In the United States, many electric utilities provide an option for its customers to purchase "green electricity" at a premium price. We have yet to meet many people who elect this option except politicians such as the mayor of Houston. People understand that the utility cannot segregate the electricity it delivers to one's home but it can buy an equivalent amount of power from a clean-energy generator and charge the higher price to those customers who want to "feel good." The problem becomes when electricity suppliers need to commit to more green-energy then they are selling.
The cost problem is highlighted by the situation at the municipal electricity provider, Austin Energy, in Austin, Texas. In 2000, Austin Energy decided to buy clean-energy from a wind farm in West Texas so it offered it through a program, GreenChoice, which sells electricity generated only from renewable sources. When the first batch of green electricity was offered to consumers, Austin Energy provided them with a 10-year fixed price guarantee. That has worked well for some consumers as there have been periods since 2000 when traditional fossil fuel prices have spiked making conventional electricity more-expensive than the renewable energy price.
The rising cost of developing new renewable energy sources has pushed new GreenChoice batches of power up in price to where they are now three times more expensive than the standard electricity rate. That reflects the fact that renewable energy costs have climbed by fivefold since 2000. The impact is that the higher renewable energy price adds about $58 a month to the electricity bill of the average home in Austin. Since commercial enterprises buy 83% of the green energy volume, their budgets for electricity are taking large hits, especially difficult in this recession.

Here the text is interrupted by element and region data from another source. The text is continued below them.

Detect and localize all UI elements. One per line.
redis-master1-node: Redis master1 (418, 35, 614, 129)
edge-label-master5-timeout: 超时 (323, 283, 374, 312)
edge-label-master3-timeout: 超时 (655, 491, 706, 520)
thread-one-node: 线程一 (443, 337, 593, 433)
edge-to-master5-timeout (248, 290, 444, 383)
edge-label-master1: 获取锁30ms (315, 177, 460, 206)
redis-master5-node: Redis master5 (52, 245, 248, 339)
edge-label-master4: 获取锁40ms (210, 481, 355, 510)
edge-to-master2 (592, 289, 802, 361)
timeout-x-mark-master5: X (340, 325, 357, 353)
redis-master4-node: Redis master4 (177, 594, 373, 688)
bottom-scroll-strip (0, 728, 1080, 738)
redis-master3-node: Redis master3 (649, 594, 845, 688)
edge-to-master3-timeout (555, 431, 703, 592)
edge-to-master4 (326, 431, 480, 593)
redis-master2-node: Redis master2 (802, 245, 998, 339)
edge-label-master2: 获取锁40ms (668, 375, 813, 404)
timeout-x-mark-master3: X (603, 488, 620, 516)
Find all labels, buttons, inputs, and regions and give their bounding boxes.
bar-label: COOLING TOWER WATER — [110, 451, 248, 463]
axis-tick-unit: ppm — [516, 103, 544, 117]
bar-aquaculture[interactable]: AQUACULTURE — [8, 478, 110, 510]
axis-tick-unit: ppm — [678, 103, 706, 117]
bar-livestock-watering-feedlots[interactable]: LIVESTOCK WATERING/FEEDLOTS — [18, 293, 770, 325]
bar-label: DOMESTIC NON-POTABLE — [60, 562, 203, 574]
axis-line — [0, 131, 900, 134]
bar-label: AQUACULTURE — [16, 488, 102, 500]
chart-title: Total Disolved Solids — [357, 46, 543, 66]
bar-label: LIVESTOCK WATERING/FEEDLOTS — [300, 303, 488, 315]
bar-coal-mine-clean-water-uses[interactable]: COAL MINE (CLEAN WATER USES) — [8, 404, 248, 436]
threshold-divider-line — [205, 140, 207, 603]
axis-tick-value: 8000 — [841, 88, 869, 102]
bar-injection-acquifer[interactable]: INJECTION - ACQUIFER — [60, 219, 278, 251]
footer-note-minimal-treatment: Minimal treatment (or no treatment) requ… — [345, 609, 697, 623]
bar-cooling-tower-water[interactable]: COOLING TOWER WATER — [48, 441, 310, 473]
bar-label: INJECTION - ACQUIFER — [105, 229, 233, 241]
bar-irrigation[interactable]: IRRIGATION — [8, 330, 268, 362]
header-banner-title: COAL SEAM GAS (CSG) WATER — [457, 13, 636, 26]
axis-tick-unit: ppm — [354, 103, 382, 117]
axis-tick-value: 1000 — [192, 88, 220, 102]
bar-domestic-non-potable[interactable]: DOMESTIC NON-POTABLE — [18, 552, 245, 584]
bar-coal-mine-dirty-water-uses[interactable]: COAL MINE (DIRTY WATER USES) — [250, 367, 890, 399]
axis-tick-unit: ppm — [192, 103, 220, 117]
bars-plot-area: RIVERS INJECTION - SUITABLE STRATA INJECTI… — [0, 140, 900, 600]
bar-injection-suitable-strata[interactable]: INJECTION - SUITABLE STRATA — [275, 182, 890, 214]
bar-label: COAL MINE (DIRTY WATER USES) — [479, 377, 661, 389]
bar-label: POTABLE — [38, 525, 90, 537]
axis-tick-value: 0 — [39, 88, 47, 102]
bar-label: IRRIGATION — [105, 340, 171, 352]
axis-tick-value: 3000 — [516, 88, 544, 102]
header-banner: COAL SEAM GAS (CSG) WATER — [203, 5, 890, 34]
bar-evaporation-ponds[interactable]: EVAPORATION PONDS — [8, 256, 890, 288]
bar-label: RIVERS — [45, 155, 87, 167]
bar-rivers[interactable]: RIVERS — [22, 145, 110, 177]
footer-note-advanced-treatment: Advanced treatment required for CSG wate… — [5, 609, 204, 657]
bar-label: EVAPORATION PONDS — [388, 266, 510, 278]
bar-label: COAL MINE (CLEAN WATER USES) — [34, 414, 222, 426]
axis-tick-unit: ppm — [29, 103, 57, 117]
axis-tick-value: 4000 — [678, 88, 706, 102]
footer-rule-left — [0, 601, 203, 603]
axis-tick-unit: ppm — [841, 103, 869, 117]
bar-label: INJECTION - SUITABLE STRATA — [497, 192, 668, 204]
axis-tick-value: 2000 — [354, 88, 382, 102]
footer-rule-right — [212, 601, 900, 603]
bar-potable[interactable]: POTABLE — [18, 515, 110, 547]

GreenChoice has been trying to sell its latest batch of green power for the past seven months. The power is so expensive Austin Energy has only been able to sell one percent of the volume. The economic problem for Austin Energy is growing as it now has committed to buy power from a solar plant that will cost two-times the price of the current unsold green energy. All this at a time when the Austin City Council has mandated that Austin Energy generate 30% of its electricity from renewable sources by 2020. So what's the likely solution? Austin Energy is considering possibly spreading the higher cost of green energy across all customers as one option. They are also hopeful that new transmission facilities will be built that may reduce the current cost of bringing wind power from West Texas. Whether this later development happens or whether spreading the cost across all the customers is fair are not necessarily the right questions. The financial viability of the utility certainly is. Austin Energy was created to sell the power from coaland natural gas-fired plants owned by the city of Austin. In an era where social issues outrank bad business judgments, just living in this country, or Austin, Texas, may mean all citizens are going to be sharing the pain of subsidizing uneconomic decisions for a few.
G. Allen Brooks works as the Managing Director at PPHB LP. Reprinted with permission of PPHB.